Munoz wrote, "Tom's conviction has had a profound impact on me. There have been times when I laid awake at night unable to sleep concerned over the length of his sentence and the cold reality that he may never see freedom again."
Really? Apparently, the reality of a child sexual assault victim somehow does not disturb your sleep?
The idea that Jack preyed upon the most vulnerable possible victim, from his position as caring for her, seems like a pretty good reason for him never to see freedom again. That's something that doesn't trouble my sleep at all.
Munoz continued that Jack "is not a violent person, and I believe he would respond well to rehabilitation."
Her perception of his rehabilitation prospects seems like wishful thinking at best, given that Jack still refuses to admit what he did. I think it's generally accepted that successful rehabilitation involves admitting your wrongdoing.
I'd like to suggest the next time Munoz can't sleep because of the harsh sentencing of a child sex abuser, maybe she should try counting the Alaskans who struggle to fall asleep while thinking about the crimes committed against them. If it helps, she could try picturing them jumping over a pasture fence.
As to Jack being "not a violent person"? The Juneau Empire reported: "During a criminal investigation, the victim told a Juneau Police Department detective that she was sexually abused by Jack for about two months. She talked about the physical pain she felt when Jack would 'push' himself on her body."
Rape is inherently violent. Munoz is wrong. Jack is clearly a violent person.

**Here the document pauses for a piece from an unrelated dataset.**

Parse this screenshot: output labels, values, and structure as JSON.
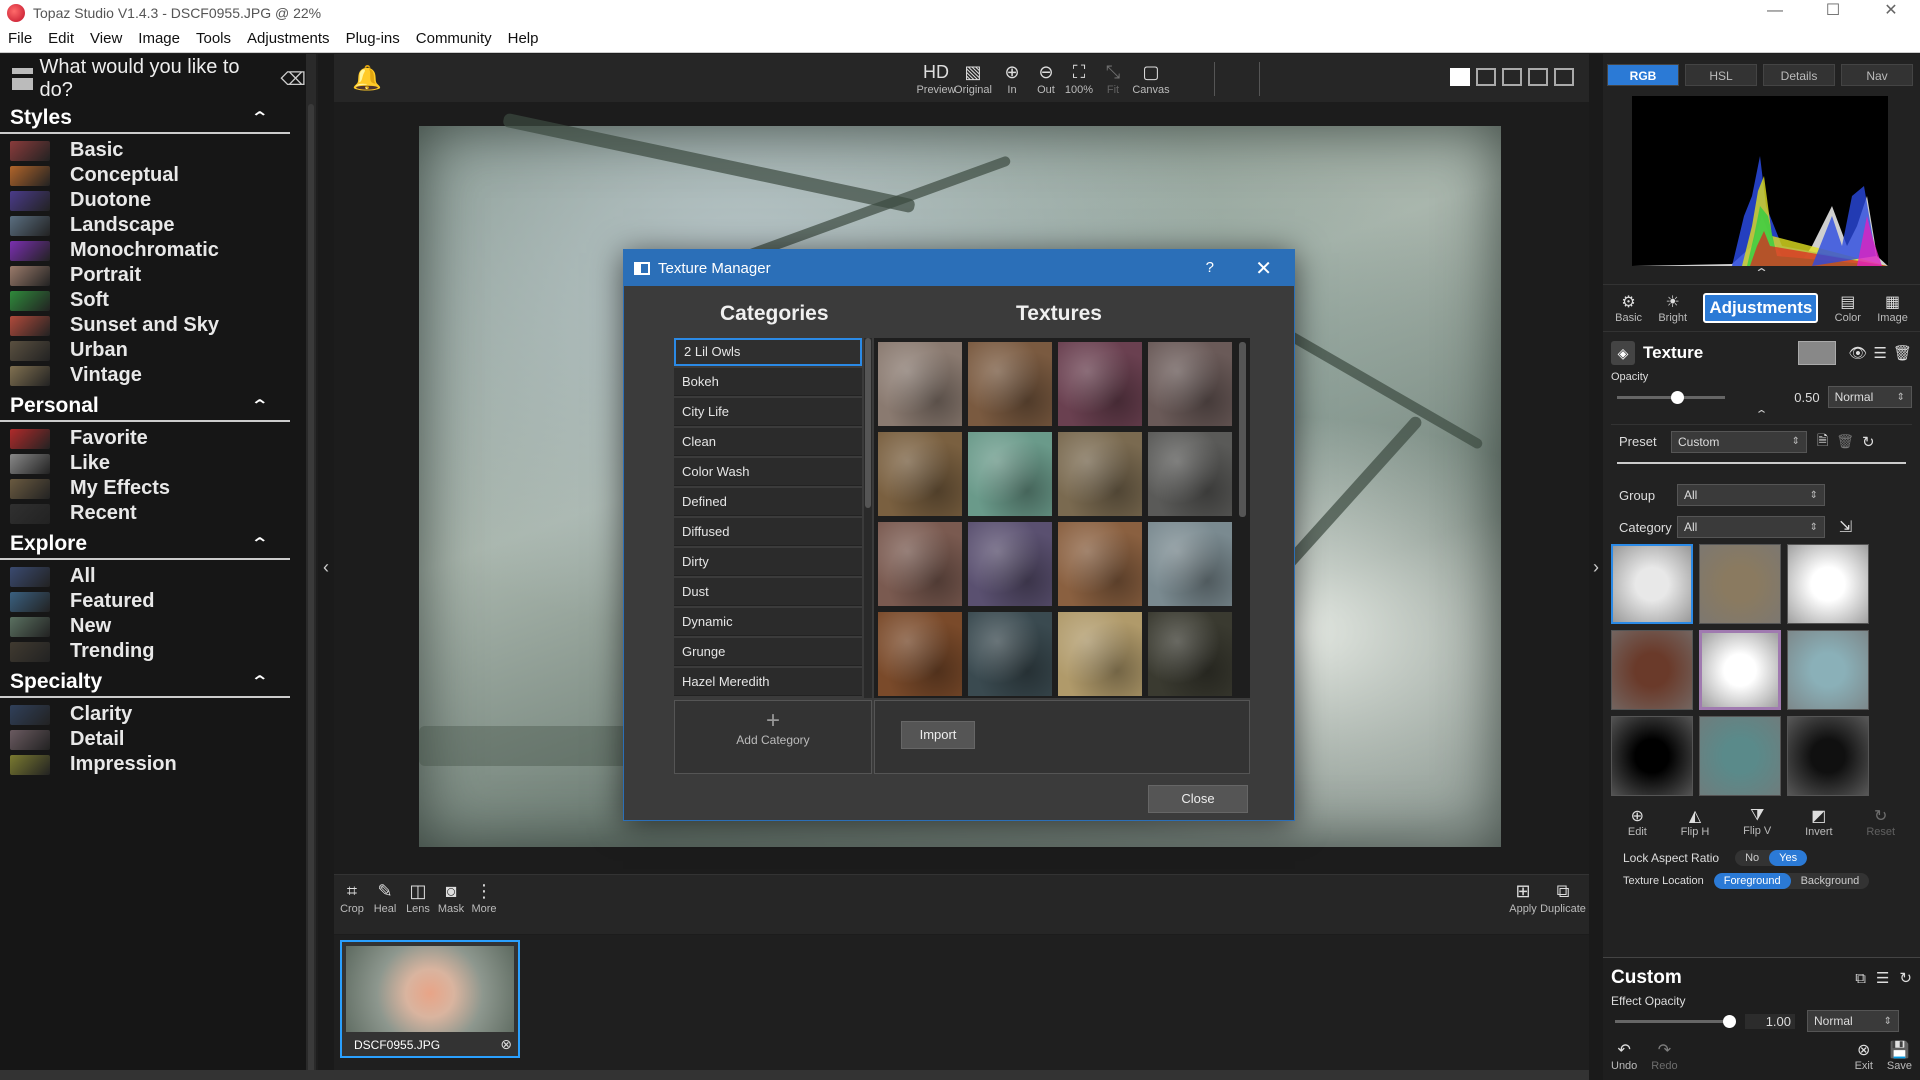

Rep. Munoz thinks the blowback from her advocacy is politically motivated. I'd like to think with Alaska's dismal record for sexual assault that we could put politics aside and see her advocacy for what it is. Misplaced at best.
Well, researching and writing this column has pretty much pegged the needle on my blood pressure monitor, so let me close by asking one final question of Rep. Cathy Munoz of Juneau: When are you resigning? You are patently unfit to serve in elected office.
Shannyn Moore is a radio broadcaster.